Prudential PLC, the London-based parent of Jackson National Life Insurance Company, plans to keep its life and annuity operations in the United States and Asia but separate from its life and asset management operations in the United Kingdom and Europe.
Executives from the U.K. Prudential — which has no connection with the Newark, New Jersey-based Prudential Financial Inc. — talked about the proposed spin-off of its U.K. and European life business today, when they released the company's earnings for 2017.
(Related: AXA Talks More About US Life Spinoff)
The U.K. Prudential, which uses the International Financial Reporting Standards (IFRS) and trades in Europe under the stock symbol PRU, reported 2.4 billion British pounds in profits for 2017 after taxes, up from 1.9 billion pounds in profits for 2016. The company's underlying free surplus generated increased 2%, to 3.6 billion pounds.
Operating profits increased 10%, to 4.7 billion pounds.
Prudential has been in business since 1848, and it has been selling life insurance in London since 1854. Managers created the current life business, M&G Prudential, by merging a number of homegrown and acquired businesses with M&G, an asset manager that Prudential acquired in 1999.
Reasons
European Solvency II financial standards apply to life insurers in the United Kingdom and Europe.

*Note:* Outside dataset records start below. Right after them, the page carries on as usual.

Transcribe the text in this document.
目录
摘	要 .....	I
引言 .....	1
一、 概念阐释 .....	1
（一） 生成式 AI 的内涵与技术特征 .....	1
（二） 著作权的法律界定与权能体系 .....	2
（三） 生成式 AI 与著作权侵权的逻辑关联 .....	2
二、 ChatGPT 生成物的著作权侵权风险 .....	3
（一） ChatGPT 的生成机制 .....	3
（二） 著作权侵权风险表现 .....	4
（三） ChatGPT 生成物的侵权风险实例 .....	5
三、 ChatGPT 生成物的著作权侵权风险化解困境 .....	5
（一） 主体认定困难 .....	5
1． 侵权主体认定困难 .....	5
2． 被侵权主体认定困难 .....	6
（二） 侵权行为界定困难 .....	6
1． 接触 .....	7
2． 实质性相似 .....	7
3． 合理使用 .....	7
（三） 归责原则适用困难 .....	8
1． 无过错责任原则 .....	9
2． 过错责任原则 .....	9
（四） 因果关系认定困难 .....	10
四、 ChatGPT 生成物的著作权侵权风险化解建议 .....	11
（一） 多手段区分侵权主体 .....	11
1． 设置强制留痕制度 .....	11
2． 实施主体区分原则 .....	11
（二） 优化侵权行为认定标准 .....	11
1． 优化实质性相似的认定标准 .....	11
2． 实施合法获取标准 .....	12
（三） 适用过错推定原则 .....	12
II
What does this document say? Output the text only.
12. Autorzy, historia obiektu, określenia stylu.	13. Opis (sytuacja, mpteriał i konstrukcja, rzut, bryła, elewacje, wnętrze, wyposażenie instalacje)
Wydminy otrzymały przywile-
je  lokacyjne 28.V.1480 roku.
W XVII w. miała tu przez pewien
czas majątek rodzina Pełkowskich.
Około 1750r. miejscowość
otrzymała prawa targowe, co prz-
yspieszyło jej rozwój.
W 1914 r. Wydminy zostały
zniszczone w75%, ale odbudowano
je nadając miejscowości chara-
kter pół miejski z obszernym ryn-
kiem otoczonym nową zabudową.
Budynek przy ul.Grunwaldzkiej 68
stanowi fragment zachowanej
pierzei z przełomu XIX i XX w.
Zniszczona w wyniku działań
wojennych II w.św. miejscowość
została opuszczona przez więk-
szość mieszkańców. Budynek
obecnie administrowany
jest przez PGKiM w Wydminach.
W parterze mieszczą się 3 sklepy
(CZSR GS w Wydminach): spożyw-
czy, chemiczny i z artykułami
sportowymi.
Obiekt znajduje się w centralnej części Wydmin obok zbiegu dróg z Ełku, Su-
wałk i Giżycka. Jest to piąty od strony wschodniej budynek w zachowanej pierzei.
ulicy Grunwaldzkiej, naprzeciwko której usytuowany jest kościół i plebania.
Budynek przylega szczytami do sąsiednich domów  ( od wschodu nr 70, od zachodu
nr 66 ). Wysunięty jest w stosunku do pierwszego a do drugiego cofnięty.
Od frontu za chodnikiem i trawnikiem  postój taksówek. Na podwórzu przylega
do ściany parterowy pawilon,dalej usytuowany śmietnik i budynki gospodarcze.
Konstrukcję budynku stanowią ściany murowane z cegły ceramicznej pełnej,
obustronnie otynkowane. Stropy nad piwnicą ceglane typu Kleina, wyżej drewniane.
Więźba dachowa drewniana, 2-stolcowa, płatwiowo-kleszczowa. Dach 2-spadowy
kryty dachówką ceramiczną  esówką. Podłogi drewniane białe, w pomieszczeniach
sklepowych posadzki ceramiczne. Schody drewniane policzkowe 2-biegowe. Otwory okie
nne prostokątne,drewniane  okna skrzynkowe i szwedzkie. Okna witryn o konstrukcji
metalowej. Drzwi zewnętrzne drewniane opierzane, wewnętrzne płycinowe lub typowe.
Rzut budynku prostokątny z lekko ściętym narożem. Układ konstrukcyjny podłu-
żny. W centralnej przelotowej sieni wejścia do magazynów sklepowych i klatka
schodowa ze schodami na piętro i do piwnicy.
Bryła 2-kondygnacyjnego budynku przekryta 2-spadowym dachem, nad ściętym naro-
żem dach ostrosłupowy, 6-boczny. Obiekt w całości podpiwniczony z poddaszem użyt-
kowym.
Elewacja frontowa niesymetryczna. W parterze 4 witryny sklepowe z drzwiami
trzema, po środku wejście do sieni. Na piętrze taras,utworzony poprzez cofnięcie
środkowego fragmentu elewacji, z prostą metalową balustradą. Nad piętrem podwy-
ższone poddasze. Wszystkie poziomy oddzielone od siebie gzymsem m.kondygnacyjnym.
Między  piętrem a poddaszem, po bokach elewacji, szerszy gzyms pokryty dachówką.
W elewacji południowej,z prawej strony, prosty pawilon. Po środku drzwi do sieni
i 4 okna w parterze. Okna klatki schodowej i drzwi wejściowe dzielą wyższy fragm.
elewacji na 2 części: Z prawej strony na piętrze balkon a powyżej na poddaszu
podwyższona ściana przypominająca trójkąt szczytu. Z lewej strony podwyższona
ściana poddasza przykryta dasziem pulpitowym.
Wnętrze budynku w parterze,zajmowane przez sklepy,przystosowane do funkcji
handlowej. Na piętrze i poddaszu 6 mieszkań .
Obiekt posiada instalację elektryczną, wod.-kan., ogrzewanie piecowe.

Mike Wells, the chief executive officer of the U.K. Prudential, said separating M&G Prudential from the other Prudential operations, by distributing shares of M&G Prudential stock to Prudential PLC shareholders, should make both companies stronger.
"Following separation, M&G Prudential will have more control over its business strategy and capital allocation," Wells said. "This will enable it to play a greater role in developing the savings and retirement markets in the U.K. and Europe through two of the financial sector's most trusted brands, while Prudential PLC will be able to focus on the attractive returns and growth potential of its market-leading businesses in Asia and the U.S."
The Process
M&G Prudential, the business involved in the proposed spin-off accounted, for 1.4 billion pounds of Prudential's 4.7 billion pounds in 2017 operating profits.